手で顔を覆ったまま勢いで言ってしまった……。
軽蔑の目で見られるのが怖くてルッカの顔が見れない。
あぁ沈黙が怖いよ……もう会うの辞めるとか言われたら……。
「……触りたいって、俺に?」
長い沈黙の後、ルッカがぽつりと呟く。
ええ、変態ですいません……。
……
……
……沈黙長くないですか?
呆れたか軽蔑したか……もしやもう帰ってるとかだったらどうしよう。
手の隙間からちらりと覗き見る。
良かったまだいる。
恐る恐る手を下ろしてルッカを見ると、美麗な顔が真っ赤に染まっていた。
「……!」
その表情に心臓がぎゅうっとなって、私の頬もまた熱くなる。
怒っ……てるわけじゃなさそうだよね。たぶん。
「あの……ごめんね。気持ち悪くない?」
聞いといて何だけど、気持ち悪いって言われたら泣きそうだ。
「……そ、んなことはない、けど」
赤く染まった顔のまま、ルッカは気まずそうに目を逸らしている。
そりゃこんなこと言われたら困るよね。
「……ごめんね、変なこと言って。ルッカが嫌がることは絶対しないって約束するから。だから嫌わないで下さい……」
縋るような気持ちで見つめていると、ルッカは戸惑った表情を一度リセットするように目を閉じた。
そしてゆっくり目を開くと意を決したように私を見る。
「ミオリ、よく俺のこと可愛いって言うけど俺は男だからね」
……存じております。
「そのうちミオリよりデカくなるし、力なら今だって俺の方があるし」
「うん」
ルッカが何を言いたいのかわからなくなって来たぞ。
「手、出して」
言われるまま右手を差し出すとその手を取って自分の左手に合わせる。
「ほら」
手の大きさを比べるとルッカの方が少し大きい。
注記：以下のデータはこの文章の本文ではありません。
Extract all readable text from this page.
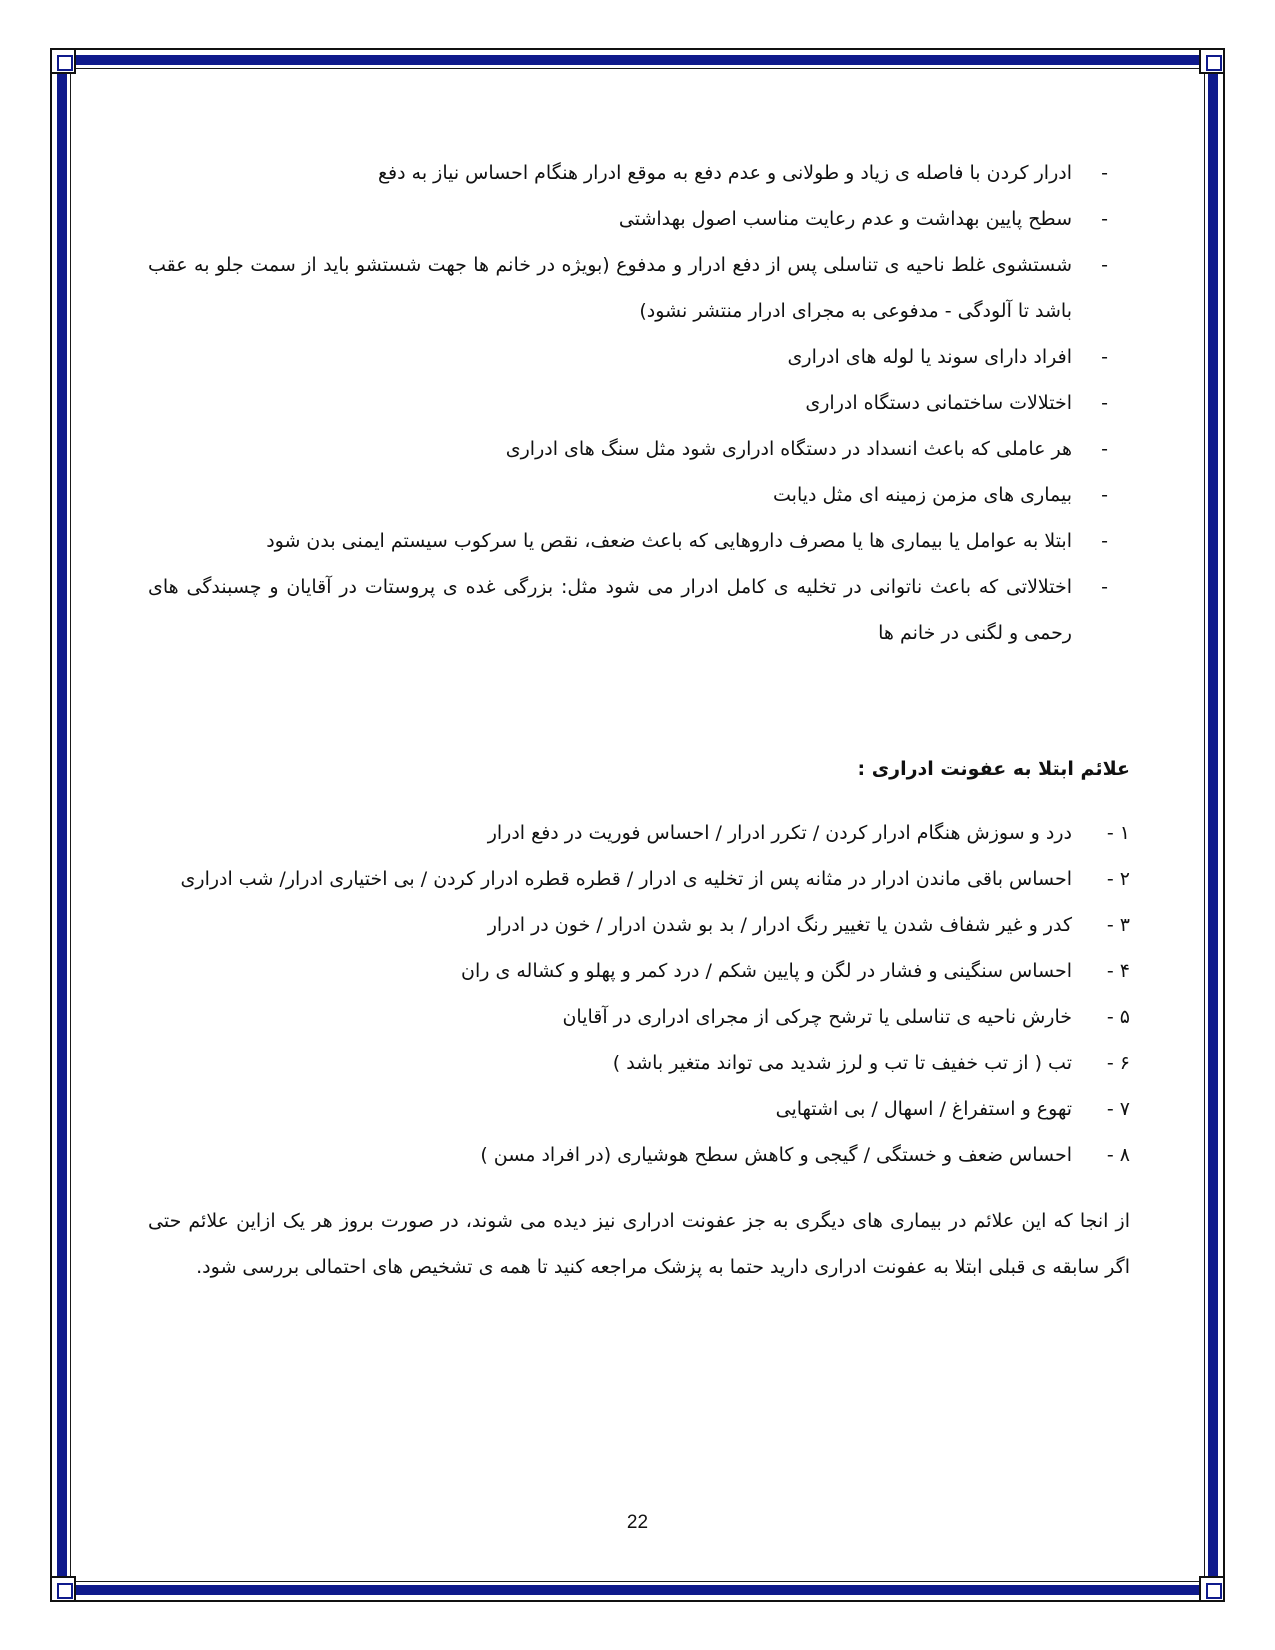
- ادرار کردن با فاصله ی زیاد و طولانی و عدم دفع به موقع ادرار هنگام احساس نیاز به دفع
- سطح پایین بهداشت و عدم رعایت مناسب اصول بهداشتی
- شستشوی غلط ناحیه ی تناسلی پس از دفع ادرار و مدفوع (بویژه در خانم ها جهت شستشو باید از سمت جلو به عقب باشد تا آلودگی - مدفوعی به مجرای ادرار منتشر نشود)
- افراد دارای سوند یا لوله های ادراری
- اختلالات ساختمانی دستگاه ادراری
- هر عاملی که باعث انسداد در دستگاه ادراری شود مثل سنگ های ادراری
- بیماری های مزمن زمینه ای مثل دیابت
- ابتلا به عوامل یا بیماری ها یا مصرف داروهایی که باعث ضعف، نقص یا سرکوب سیستم ایمنی بدن شود
- اختلالاتی که باعث ناتوانی در تخلیه ی کامل ادرار می شود مثل: بزرگی غده ی پروستات در آقایان و چسبندگی های رحمی و لگنی در خانم ها
علائم ابتلا به عفونت ادراری :
۱ -
درد و سوزش هنگام ادرار کردن / تکرر ادرار / احساس فوریت در دفع ادرار
۲ -
احساس باقی ماندن ادرار در مثانه پس از تخلیه ی ادرار / قطره قطره ادرار کردن / بی اختیاری ادرار/ شب ادراری
۳ -
کدر و غیر شفاف شدن یا تغییر رنگ ادرار / بد بو شدن ادرار / خون در ادرار
۴ -
احساس سنگینی و فشار در لگن و پایین شکم / درد کمر و پهلو و کشاله ی ران
۵ -
خارش ناحیه ی تناسلی یا ترشح چرکی از مجرای ادراری در آقایان
۶ -
تب ( از تب خفیف تا تب و لرز شدید می تواند متغیر باشد )
۷ -
تهوع و استفراغ / اسهال / بی اشتهایی
۸ -
احساس ضعف و خستگی / گیجی و کاهش سطح هوشیاری (در افراد مسن )

از انجا که این علائم در بیماری های دیگری به جز عفونت ادراری نیز دیده می شوند، در صورت بروز هر یک ازاین علائم حتی اگر سابقه ی قبلی ابتلا به عفونت ادراری دارید حتما به پزشک مراجعه کنید تا همه ی تشخیص های احتمالی بررسی شود.

22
意外だな。そして指も綺麗だな。
「うん……?」
どうしよう、益々意味がわからない。
察しが悪くて困ったな。
私の表情を見てルッカは溜め息を吐く。
「……俺に触ったりしたら困るのはミオリの方だよってこと!」
……
……
……何で?
「ああっもう!この馬鹿!」
ルッカに初めて馬鹿と言われてしまいました。